Franz Welser-Möst, one of Austria's most famous conductors, said he had informed the opera house's artistic director, Dominique Meyer, of his decision to resign, due to "long-standing artistic differences that were not resolved in several discussions".
His abrupt departure sent the Vienna State Opera scrambling to find replacements for his 34 planned performances this season, which include premieres of Verdi's Rigoletto and Richard Strauss's Elektra. It also left a vacancy for one of the most prestigious positions in world opera.
Welser-Möst, 54, who is also the music director of the Cleveland Orchestra, said his decision to quit after four years, half way through his tenure, was the culmination of many grievances.

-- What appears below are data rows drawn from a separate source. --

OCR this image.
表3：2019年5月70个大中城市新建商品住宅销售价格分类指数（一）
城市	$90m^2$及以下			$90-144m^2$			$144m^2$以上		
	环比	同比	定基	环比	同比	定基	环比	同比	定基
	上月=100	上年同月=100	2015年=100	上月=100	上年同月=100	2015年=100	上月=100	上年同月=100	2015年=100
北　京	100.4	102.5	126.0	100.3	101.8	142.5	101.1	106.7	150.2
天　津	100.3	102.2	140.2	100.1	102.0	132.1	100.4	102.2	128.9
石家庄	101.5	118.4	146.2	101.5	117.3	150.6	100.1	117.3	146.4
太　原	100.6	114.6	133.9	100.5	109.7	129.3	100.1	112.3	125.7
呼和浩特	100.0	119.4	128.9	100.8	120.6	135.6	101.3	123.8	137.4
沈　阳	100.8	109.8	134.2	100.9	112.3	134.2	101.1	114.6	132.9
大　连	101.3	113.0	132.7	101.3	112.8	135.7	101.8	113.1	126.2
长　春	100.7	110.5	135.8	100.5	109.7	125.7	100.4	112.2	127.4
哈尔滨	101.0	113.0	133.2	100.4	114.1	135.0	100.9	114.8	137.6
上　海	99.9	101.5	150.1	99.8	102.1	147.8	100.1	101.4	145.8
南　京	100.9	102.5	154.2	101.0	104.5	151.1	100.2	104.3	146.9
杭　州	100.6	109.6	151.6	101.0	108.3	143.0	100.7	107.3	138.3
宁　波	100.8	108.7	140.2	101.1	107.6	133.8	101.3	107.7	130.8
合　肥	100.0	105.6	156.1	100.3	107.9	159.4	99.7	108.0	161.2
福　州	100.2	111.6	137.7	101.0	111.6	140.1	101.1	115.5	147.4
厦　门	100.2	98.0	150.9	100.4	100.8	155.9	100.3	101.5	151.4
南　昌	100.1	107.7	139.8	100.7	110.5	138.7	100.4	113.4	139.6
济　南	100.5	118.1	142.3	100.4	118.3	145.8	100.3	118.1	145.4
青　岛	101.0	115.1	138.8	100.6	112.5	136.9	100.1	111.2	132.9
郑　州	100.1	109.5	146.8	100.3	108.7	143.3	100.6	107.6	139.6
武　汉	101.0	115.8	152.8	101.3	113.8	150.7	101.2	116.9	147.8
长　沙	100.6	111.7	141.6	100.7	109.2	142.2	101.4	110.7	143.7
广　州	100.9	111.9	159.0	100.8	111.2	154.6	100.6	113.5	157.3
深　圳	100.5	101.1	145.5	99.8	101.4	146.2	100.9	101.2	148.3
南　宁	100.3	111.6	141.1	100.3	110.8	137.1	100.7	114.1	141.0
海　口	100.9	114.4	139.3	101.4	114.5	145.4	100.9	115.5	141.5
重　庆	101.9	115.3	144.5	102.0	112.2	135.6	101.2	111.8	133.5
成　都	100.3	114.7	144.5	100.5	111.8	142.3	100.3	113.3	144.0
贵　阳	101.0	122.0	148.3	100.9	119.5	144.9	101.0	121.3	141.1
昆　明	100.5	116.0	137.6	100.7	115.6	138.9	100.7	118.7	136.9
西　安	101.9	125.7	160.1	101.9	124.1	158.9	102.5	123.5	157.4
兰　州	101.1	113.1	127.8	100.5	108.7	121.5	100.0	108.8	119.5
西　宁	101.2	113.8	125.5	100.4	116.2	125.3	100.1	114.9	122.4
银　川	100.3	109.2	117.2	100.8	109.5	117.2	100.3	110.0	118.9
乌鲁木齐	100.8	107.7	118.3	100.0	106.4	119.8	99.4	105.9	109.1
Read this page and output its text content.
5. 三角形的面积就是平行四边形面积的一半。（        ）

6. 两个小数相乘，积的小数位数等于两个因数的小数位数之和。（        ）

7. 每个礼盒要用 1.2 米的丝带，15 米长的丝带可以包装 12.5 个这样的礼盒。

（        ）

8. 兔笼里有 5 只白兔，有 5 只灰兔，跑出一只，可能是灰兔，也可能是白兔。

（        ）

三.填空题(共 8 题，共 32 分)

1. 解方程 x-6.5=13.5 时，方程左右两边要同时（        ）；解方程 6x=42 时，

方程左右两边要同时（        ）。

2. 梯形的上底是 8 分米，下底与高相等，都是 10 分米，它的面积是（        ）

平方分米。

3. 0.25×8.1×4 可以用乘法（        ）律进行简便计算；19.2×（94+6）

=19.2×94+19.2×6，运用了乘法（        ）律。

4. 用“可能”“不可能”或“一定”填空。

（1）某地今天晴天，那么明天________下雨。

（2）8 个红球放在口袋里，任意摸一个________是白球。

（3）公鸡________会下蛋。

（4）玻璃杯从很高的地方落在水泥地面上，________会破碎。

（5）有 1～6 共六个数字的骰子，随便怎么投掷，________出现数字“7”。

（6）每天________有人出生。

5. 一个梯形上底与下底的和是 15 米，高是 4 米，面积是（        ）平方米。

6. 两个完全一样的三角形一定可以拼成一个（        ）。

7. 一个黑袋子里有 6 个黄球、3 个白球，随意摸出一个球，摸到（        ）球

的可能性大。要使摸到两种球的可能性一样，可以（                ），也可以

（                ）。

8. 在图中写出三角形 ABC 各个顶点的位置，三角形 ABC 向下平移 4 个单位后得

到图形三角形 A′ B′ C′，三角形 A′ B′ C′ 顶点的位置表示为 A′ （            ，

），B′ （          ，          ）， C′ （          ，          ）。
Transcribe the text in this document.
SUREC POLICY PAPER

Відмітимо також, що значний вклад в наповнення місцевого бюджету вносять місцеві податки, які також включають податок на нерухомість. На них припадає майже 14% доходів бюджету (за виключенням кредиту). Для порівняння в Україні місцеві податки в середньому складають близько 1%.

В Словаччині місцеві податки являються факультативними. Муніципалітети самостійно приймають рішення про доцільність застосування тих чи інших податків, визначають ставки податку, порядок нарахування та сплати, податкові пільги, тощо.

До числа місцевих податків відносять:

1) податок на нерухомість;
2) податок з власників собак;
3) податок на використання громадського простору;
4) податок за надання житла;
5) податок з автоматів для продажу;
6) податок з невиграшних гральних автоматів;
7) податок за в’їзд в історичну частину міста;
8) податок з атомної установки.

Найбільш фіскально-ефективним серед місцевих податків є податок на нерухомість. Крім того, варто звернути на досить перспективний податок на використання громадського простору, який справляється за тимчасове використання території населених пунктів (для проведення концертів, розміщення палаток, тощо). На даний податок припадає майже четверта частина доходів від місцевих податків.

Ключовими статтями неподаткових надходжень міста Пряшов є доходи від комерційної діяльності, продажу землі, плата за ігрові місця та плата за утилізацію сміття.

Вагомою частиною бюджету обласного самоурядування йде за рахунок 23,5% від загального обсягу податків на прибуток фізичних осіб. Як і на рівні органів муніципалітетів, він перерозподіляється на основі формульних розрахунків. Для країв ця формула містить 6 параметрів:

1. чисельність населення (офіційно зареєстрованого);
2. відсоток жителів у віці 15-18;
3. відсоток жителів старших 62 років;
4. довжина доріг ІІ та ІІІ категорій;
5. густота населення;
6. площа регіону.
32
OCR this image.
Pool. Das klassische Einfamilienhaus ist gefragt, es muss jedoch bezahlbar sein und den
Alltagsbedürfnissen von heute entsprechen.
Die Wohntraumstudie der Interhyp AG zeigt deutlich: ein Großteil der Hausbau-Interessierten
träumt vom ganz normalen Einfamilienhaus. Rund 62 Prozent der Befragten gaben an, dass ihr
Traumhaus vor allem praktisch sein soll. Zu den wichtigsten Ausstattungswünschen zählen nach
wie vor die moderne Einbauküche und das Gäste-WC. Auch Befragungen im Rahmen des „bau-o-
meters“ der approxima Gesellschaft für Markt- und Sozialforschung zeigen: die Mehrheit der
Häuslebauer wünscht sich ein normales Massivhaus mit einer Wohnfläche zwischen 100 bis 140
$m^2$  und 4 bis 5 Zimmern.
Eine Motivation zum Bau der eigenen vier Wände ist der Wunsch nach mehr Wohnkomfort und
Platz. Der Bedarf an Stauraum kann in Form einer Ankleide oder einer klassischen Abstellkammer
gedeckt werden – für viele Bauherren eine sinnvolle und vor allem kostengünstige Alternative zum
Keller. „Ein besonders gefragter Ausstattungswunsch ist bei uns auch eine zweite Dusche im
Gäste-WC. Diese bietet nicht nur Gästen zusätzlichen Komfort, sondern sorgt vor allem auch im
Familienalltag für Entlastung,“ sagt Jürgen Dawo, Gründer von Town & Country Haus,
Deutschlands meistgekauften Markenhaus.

"It has to do with singers and directors; it has to do with the entire domain that determines the artistic direction of the house. Believe me: this is a is very painful decision for me," said Welser-Möst, who has twice conducted the New Year's concert by the Vienna Philharmonic orchestra, which is broadcast live around the world.
Meyer, a Frenchman who built his country's first CD factory before becoming an opera administrator, expressed his regret at the conductor's exit.
"This is of course a great loss and the step causes me personal pain because I very much value Franz Welser-Möst as an artist and director," he said. "My concern and primary mandate is to find as quickly as possible an adequate replacement for the performances that he was to have conducted at the Vienna State Opera in 2014/15."
Welser-Möst is due in London for two BBC Proms performances with the Cleveland Orchestra, beginning tonight. That ensemble said the conductor's commitment was "not at all in doubt", with his contract set to run until 2018. He will lead the Cleveland Orchestra in Vienna later this month for a series of concerts at the city's Konzerthaus and the Musikverein.
Welser-Möst is not the first music director to bring his Vienna tenure to a premature close. Claudio Abbado resigned in 1991 after five years, on account of differences of opinion with the management.
Welser-Möst joined Meyer at the State Opera in 2010. Together, they challenged its reputation as a bastion of conservatism by programming the house's first performance of Leos Janacek's From the House of the Dead, directed by Peter Konwitschny, the German whose interpretations have polarised audiences. The 2011 production prompted boos from the audience and was savaged by critics.
That radicalism was tempered in subsequent seasons as Vienna attracted some of the opera world's biggest names, including Anna Netrebko, Rolando Villazon, Kiri Te Kanawa, Renée Fleming and Placido Domingo.
"We should count ourselves lucky that we live on a sort of island where culture is still considered important," the director once said about the Vienna State Opera. He is also a keen advocate of streaming live performances over the internet. "I want people to be able to watch opera in their pyjamas," he said.